Snowflake Data Cloud: Snowflake uses a consumption-based pricing model, where customers pay for the storage and compute resources they consume. This flexible pricing structure allows organizations to allocate resources based on their requirements, providing cost control and scalability. With Snowflake there are shared infrastructure options of choosing between Standard, Enterprise and Business Critical; the latest being the one most compatible with Oracle’s ADW offering. Snowflake’s pricing varies based on the deployment option, cloud provider and region. Considering AWS US-East (Ohio) a simple pricing example would be if the Virtual Warehouse is 100% utilized 744 hours/month:

  • https://www.snowflake.com/pricing/
    • Business Critical: 4 USD/credit with Large size Warehouse (8 credits/hour) + 10TB storage/month = (4*8*744)+(40*10) = USD 24208/month
      • Snowflake pricing

It is important to note that Snowflake charges for compute only while your queries are running, so it is a bit unfair to consider 100% utilization 24 hours a day.
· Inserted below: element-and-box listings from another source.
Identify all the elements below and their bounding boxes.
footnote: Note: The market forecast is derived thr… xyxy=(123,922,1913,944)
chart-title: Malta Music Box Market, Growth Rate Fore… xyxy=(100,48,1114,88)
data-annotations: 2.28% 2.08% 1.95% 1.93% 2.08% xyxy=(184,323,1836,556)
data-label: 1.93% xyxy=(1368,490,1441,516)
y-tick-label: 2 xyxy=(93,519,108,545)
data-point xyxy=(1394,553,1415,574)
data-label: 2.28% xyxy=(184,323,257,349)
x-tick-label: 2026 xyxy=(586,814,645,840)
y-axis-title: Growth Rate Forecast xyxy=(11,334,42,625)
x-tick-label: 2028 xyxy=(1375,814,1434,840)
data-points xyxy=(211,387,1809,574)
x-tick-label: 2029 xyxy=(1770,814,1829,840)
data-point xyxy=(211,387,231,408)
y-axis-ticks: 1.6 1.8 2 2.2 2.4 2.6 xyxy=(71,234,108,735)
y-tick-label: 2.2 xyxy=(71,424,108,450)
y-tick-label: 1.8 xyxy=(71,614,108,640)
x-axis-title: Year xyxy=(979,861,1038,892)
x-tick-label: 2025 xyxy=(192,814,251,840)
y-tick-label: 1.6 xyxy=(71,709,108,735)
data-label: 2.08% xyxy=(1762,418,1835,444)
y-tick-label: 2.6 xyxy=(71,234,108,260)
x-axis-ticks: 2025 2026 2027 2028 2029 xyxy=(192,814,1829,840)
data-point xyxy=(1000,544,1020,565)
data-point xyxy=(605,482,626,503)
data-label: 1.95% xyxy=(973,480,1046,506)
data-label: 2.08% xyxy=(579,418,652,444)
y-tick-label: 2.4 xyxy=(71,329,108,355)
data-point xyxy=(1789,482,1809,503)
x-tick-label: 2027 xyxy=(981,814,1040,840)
With Oracle ADW we could configure autoscaling for peak utilization, but that is also hard to estimate. Any cost estimation provided is just an estimation and it is hard to be precise since each database engine processes data differently which could lead to more or less compute power.

Conclusion

Both Oracle Autonomous Data Warehouse and Snowflake Data Cloud offer powerful data warehousing solutions for modern businesses. While Oracle ADW’s architecture and tight integration with other Oracle products may appeal to organizations with existing Oracle investments, Snowflake’s decoupled architecture and ecosystem of data offers ease of use and data sharing plus a flexible billing model, extensive resource management and data governance capabilities.